I know that I'm a bit late to the conversation, but I wanted to chime in on a few things.
I use 34/70 quite a bit. I have fermented it using traditional lager fermentation schedules, accelerated lager schedules, and ale-like fermentations at temps anywhere from the mid 50's to the mid 60's. I have never gotten a lemon flavor from it. As a matter of fact, I find that 34/70 mutes lemon character from hops like Sterling, Motueka, Kazbek, etc. - varieties that give distinct citrus character with other yeasts.
I can't refute that LODO could have something to do with it, as I have yet to incorporate that in the hot side. One other thing that comes to mind is that if the LODO brewers that get this character are using saurgut, maybe the yeast is somehow enhancing the lemony, Berliner Weisse character from the acid fermentation rather than producing this during fermentation.
I have also noticed the lack of sulfur production from dry lager strains. While I don't want my beer to smell like eggs, there are certain beers where I prefer just a whiff of sulfur on the nose. I have used 34/70 on several occasions in my Märzen, and it makes a damn good beer, but when I use 2633 it leaves a subtle sulfur note on the nose that takes it to the next level.
Regarding S-189, I have only used it once, using an accelerated lager fermentation schedule, and I wasn't a fan of the results.

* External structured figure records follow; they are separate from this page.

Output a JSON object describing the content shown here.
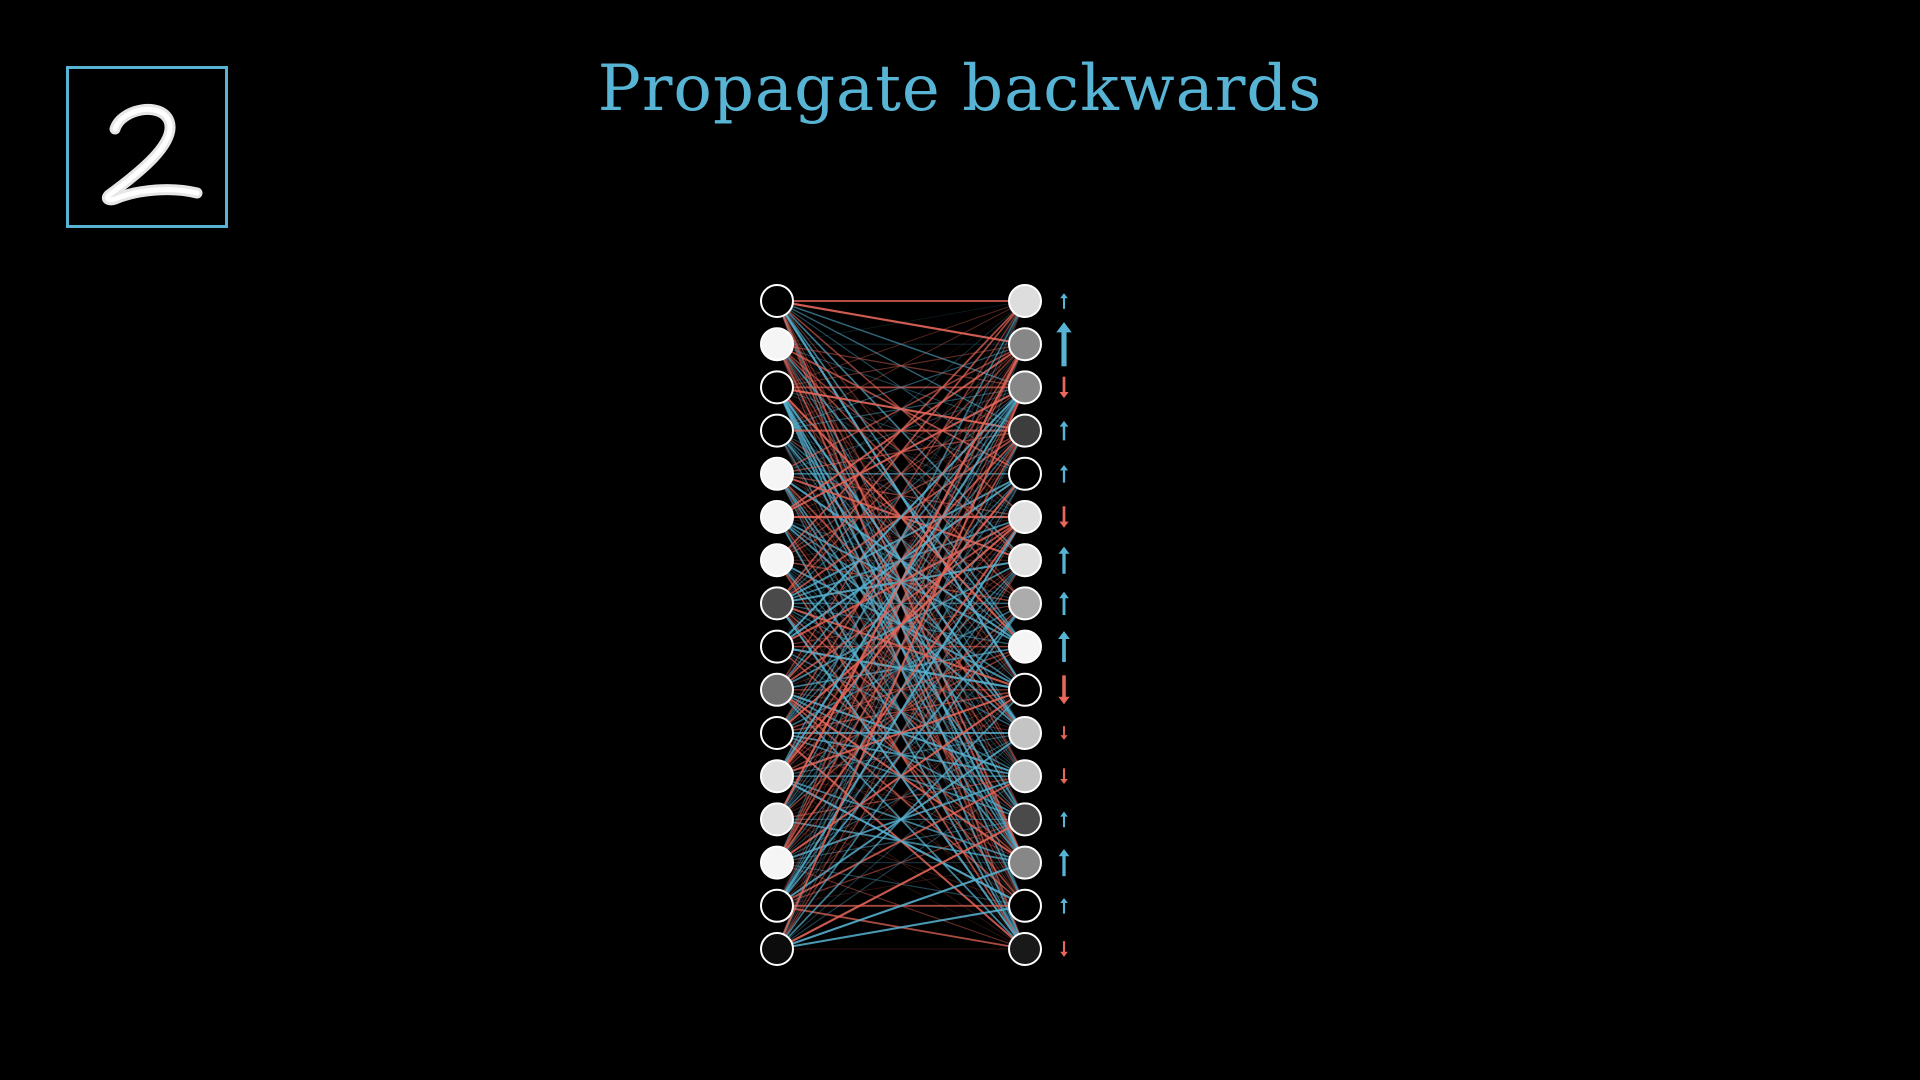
{
  "title": "Propagate backwards",
  "input_digit": "2",
  "colors": {
    "accent": "#58b4d4",
    "positive": "#58b4d4",
    "negative": "#e8675a",
    "background": "#000000",
    "neuron_stroke": "#ffffff"
  },
  "left_layer": {
    "activations": [
      0.0,
      1.0,
      0.0,
      0.0,
      1.0,
      1.0,
      1.0,
      0.3,
      0.0,
      0.45,
      0.0,
      0.92,
      0.92,
      1.0,
      0.0,
      0.05
    ]
  },
  "right_layer": {
    "activations": [
      0.9,
      0.55,
      0.55,
      0.25,
      0.0,
      0.92,
      0.92,
      0.7,
      1.0,
      0.0,
      0.8,
      0.8,
      0.3,
      0.55,
      0.0,
      0.1
    ],
    "nudges": [
      0.15,
      0.9,
      -0.3,
      0.25,
      0.2,
      -0.3,
      0.45,
      0.35,
      0.55,
      -0.5,
      -0.1,
      -0.15,
      0.15,
      0.45,
      0.15,
      -0.15
    ]
  }
}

It was kind of muddled, with some fusel alcohol notes. If I used it again, I'd be sure to stick to a traditional low & slow lager fermentation.
And yes, 34/70 finishes crisp enough for a pilsner, but WY2278 is even crisper. 2278 is the only yeast I'll use for a hoppy lager like an IPL. Every other lager strain I've used tends to strip some late hop character (especially fruitier varietals), even 34/70.